Football in Russia: From Soviet amateurism to World Cup riches

Issue 
A match between Spartak and Dynamo during the Soviet era.

A country that for more than 70 years maintained an amateur football (soccer) league is today hosting the biggest sporting event in the world.

In today’s Russia, professional football is no longer considered an “expression of bourgeois society”, as it was during the Stalinist regime that governed the country until 1991. According to official figures, President Vladimir Putin’s government invested $14 billion in the organisation of the World Cup.

Today, Russian football is in the hands of oil, steel and gas magnates, who spend millions of dollars on foreign players. This is in stark contrast to its rich history, where footballers were not paid salaries, entry to games was free and television rights were not sold.

Football came to Russia at the end of the 19th century via English merchants. Initially, the game was reserved for the upper classes, although young people quickly became interested in playing the sport.

The development of industry favoured the growth of the population in cities and the organisation of local leagues. An official league bringing together teams from different regional tournaments was created in 1936.

After the 1917 revolution, the state promoted the development of sport and supported the formation of clubs, most of which were linked to trade unions. That was how clubs such as Lokomotiv were born, bringing together railway workers; Torpedo represented workers from the automobile sector; CSKA was associated with members of the army; and Dynamo was linked to the Minister of the Interior and the secret services. The factories and state institutions funded the teams.

Spartak was the only club to not belong to any organisation. It was known as the “People’s Club”, as it represented the lowest classes. This team frequently defeated those backed by the Kremlin, such as CSKA and Dynamo. The Starostin brothers, Spartak founders and players, were persecuted and later jailed.
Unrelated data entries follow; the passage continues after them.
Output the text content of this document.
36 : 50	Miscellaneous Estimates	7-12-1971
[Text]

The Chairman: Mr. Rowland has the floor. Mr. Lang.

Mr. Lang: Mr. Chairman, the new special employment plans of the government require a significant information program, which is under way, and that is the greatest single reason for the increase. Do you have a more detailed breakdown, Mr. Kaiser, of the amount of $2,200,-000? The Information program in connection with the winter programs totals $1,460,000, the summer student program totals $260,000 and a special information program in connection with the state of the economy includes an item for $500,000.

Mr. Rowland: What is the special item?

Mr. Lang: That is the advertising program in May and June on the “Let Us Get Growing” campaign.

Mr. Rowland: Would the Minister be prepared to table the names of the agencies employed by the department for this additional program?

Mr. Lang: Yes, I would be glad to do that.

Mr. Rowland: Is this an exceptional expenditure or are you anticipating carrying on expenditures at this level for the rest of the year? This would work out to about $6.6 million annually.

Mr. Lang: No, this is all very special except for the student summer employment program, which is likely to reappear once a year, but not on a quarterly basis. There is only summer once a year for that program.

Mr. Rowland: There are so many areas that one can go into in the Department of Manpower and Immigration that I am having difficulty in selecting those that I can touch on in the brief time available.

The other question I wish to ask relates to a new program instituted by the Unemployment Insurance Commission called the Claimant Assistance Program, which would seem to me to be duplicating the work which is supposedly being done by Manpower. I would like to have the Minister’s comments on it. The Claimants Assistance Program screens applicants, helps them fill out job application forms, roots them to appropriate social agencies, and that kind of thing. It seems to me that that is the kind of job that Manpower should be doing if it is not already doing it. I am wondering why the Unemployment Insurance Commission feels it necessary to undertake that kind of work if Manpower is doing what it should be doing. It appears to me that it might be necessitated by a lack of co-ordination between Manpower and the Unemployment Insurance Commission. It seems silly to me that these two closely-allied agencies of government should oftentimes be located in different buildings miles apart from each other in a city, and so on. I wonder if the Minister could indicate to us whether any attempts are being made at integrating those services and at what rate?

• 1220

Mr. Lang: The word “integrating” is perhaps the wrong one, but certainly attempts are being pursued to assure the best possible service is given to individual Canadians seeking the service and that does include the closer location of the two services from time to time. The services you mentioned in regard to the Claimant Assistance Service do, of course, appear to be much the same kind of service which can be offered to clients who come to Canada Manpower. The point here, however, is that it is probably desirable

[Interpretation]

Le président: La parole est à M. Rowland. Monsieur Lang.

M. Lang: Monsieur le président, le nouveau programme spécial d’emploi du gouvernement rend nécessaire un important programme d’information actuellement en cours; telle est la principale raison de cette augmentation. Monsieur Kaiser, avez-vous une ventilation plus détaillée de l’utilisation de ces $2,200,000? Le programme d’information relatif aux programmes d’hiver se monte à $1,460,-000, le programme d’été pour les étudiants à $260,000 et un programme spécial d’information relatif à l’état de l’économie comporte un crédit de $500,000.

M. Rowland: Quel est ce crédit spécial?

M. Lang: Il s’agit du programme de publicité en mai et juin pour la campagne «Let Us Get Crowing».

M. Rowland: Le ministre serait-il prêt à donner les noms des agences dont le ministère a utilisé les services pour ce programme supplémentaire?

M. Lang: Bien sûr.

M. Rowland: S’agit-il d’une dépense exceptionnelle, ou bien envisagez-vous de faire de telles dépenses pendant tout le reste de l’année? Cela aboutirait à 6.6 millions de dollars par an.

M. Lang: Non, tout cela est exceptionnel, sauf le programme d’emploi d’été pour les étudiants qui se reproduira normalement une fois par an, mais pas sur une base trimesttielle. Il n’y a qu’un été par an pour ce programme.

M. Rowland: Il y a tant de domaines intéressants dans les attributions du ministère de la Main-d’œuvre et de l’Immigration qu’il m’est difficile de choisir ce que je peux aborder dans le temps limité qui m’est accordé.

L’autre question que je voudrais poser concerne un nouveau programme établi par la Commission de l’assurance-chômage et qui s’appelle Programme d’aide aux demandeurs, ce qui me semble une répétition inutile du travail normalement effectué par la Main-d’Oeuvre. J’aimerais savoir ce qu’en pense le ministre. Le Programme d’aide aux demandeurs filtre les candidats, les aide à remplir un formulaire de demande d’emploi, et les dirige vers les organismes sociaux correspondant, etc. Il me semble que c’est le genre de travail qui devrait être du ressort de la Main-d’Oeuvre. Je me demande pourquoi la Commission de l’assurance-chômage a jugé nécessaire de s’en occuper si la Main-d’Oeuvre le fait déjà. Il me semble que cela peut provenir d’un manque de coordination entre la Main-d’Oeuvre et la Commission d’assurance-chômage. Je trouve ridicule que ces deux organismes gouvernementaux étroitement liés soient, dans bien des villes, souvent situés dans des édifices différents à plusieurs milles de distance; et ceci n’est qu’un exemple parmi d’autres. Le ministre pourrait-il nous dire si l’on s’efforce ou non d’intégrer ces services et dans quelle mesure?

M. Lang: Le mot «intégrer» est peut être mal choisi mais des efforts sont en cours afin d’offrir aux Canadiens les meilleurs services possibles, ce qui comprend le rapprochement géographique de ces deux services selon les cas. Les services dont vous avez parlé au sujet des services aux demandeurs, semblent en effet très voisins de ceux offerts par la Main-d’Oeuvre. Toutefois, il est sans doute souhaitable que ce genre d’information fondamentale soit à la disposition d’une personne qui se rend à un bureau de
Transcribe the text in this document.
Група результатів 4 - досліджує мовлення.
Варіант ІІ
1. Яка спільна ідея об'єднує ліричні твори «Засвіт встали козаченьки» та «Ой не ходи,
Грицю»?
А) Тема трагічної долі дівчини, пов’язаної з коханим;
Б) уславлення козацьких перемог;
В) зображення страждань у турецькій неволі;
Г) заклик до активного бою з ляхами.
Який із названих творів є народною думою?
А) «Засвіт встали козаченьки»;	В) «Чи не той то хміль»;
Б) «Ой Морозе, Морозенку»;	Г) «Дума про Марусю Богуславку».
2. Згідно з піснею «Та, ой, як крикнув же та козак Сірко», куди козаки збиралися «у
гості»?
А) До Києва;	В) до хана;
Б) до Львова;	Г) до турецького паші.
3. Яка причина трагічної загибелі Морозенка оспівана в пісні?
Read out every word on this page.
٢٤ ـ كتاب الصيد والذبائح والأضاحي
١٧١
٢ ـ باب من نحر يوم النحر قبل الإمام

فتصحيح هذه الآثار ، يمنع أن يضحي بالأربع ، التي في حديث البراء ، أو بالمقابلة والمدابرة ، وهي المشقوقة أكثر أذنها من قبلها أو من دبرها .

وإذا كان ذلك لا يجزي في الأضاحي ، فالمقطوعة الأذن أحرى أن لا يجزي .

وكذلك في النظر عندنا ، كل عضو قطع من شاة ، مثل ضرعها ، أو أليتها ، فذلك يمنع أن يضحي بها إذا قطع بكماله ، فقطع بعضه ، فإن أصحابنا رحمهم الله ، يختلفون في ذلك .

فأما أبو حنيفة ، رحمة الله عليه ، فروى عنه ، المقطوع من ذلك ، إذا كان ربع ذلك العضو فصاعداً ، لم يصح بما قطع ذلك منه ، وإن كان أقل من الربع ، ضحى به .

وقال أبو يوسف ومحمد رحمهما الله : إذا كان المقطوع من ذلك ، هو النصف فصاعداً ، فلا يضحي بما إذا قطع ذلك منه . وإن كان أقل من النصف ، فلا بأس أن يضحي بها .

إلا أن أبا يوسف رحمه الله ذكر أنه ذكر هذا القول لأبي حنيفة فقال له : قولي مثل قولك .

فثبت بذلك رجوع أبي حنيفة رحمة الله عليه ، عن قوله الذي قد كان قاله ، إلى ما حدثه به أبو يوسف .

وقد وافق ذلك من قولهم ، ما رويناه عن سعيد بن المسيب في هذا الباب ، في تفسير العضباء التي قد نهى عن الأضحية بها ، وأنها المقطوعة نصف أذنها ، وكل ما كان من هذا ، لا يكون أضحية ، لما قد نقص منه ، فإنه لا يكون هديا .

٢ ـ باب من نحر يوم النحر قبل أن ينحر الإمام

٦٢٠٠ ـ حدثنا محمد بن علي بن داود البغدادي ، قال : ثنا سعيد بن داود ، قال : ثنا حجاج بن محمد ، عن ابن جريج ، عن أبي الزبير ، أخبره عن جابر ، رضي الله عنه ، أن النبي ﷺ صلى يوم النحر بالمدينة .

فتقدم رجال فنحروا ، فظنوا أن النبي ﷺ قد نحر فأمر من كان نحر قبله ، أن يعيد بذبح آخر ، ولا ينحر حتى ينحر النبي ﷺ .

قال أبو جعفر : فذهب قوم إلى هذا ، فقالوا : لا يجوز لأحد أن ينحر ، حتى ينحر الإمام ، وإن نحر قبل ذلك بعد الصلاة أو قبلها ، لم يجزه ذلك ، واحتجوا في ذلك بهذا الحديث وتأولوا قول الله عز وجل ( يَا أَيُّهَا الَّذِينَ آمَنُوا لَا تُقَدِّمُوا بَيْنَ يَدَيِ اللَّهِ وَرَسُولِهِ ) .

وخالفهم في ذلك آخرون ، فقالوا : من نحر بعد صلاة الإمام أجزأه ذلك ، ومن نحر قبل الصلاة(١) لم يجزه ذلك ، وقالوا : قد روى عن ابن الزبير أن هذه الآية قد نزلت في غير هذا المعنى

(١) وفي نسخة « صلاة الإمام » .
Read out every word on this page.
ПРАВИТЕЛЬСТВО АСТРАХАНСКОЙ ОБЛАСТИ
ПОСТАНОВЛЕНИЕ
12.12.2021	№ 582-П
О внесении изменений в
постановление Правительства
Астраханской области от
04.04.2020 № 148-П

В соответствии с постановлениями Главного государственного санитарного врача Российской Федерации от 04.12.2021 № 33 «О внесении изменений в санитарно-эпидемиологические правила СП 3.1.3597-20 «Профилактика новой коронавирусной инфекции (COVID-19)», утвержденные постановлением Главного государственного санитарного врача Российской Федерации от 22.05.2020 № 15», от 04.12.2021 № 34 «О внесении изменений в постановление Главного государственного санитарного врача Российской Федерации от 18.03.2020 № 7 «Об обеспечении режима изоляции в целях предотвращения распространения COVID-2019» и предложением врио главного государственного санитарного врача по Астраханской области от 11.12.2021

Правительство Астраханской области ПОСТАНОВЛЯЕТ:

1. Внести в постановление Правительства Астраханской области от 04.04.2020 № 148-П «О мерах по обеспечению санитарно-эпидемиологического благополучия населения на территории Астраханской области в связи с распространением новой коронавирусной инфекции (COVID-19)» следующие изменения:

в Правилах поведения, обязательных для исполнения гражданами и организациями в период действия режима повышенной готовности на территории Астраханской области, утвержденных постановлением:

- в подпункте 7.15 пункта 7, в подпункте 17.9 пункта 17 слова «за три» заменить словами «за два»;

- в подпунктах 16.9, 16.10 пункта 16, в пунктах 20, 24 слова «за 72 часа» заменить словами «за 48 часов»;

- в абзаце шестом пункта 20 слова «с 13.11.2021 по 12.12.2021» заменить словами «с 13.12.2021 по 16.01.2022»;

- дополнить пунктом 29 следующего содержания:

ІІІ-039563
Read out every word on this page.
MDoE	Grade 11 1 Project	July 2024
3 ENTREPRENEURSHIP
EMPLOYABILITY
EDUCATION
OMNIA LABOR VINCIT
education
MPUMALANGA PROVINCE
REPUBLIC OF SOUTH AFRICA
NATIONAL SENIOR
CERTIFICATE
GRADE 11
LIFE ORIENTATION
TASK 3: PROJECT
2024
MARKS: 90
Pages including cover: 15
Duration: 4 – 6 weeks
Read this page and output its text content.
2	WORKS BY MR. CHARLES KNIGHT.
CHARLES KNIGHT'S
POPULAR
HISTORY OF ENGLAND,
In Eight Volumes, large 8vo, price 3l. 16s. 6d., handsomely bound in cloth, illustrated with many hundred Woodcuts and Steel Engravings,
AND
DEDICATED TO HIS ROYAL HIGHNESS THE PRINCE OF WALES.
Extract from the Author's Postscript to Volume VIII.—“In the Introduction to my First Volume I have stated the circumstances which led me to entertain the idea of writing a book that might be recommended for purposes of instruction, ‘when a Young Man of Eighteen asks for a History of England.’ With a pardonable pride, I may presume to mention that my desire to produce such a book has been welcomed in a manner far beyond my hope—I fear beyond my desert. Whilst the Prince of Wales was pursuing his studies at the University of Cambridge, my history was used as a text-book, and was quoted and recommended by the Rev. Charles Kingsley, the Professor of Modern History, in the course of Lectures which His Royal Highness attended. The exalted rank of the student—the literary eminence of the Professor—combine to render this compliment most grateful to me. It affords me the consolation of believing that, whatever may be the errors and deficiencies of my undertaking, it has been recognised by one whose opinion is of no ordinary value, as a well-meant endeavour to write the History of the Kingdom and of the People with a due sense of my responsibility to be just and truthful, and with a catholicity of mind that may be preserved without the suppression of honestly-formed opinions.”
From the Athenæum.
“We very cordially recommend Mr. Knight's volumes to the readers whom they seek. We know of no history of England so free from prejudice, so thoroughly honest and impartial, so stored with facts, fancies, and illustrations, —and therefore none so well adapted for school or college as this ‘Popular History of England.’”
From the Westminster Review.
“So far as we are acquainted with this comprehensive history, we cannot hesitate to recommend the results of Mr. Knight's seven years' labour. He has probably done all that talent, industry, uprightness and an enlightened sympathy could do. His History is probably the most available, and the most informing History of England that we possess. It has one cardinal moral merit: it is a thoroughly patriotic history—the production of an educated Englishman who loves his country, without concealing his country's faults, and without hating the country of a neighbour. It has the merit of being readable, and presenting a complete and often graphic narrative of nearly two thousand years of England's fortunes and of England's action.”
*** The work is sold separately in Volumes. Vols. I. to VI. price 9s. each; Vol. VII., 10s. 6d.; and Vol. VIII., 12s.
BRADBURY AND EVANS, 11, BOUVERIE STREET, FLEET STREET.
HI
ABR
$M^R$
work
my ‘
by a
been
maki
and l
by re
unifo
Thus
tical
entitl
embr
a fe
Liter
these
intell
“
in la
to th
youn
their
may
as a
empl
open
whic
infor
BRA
According to the “Communist” principles of the bureaucratised regime of the Stalinist era, football was associated with bourgeois ideals.  Foreign players were not hired. Football players could not receive money for playing, at least legally. The word “football” was replaced with its Russian equivalent футбол

Different testimonies show that during these years of the Soviet Union, the national league was plagued by corruption, betting scandals and bribes. In the 1970s, a referee became famous for not accepting bribes. He was the manager of a transport company and did not need the money.

In his book Football Against the Enemy, Simon Kuper travelled through different parts of Eastern Europe in the early 1990s. Kuper writes about a poll in which 18 Russian coaches were asked if it was common practice to fix games. All responded yes. When asked if their club had been involved in these kinds of dealings, all responding no.

In the stands, the principles of the governing state bureaucracy were also made visible. The state privileged the “worker identity” of individuals, with security forces impeding any alternative identification in football stadiums, such as regional or religious.

But football is a privileged terrain for affirming collective identities, as well as local, regional or national antagonisms. In the Soviet era, many regions — today independent countries, such as Georgia, Lithuania and Armenia — had only one team in the first division. When these teams beat those from Moscow, the stadiums would break out into nationalist songs.

In Lithuania, Kuper collected testimonies from different fans who remembered how at the end of some games, they would leave the stadium with torches, singing, and go to the centre of the city, where security forces would be waiting for them. Football represented their only opportunity to identify themselves as a community and to express themselves with certain freedom.

Sport did not seem to be the opium of the people; on the contrary it was a space where different sentiments surfaced. As French anthropologist Christian Bromberger said: “Each confrontation provides spectators with a support of the symbolisation of one aspect of their identity”.

Fans found ways to get around the firm control that different Eastern European governments attempted to impose “When you met up, the Communist regime immediately put you in jail for 24 hours,” recalled Lech Walesa, who became president of Poland between 1990-95, in an interview with Spanish newspaper El País. “The team that we set up in the Gdansk shipyards was a way in which we could be free and exchange political views. It was very difficult for the regime to control us during sporting events. Sport was supposedly outside of politics, but in reality, they were closely related”.

The end of the Soviet Union in 1991 also marked a new era for the football world. The business owners that ended up with many of the state companies invested their profits into football. Leonid Fedum, owner of Lukoil, the largest private oil company in the country, bought Spartak. Many people point to Russian billionaire Roman Abramovich, who owns English club Chelsea FC, as the real owner of CSKA. Gazprom, the largest gas company, owns Zenit Saint Petersburg.

However, not everyone has shared in the spoils.

In 2011, a study by the International Federation of Professional Footballers revealed that, of 2257 professional football players in 14 Eastern European countries, it was common to come across breaches of contractual obligations, delays in salary payment, violence, intimidation and racism towards football players.

According to the report, 14.4% of players said their clubs did not pay salaries on time; about 5% had not been paid for more than six months; 11.9% had been asked to consider fixing the result of a match; and 23.6% knew of matches that had been fixed in their league.

All of this seems to be of little concern for FIFA, which hopes to make more than $6.4 billion in Russia, a record amount for World Cups. The multinational entity headed by Gianni Infantino appears to give reason to the old prejudices of the USSR of the Stalin years regarding football.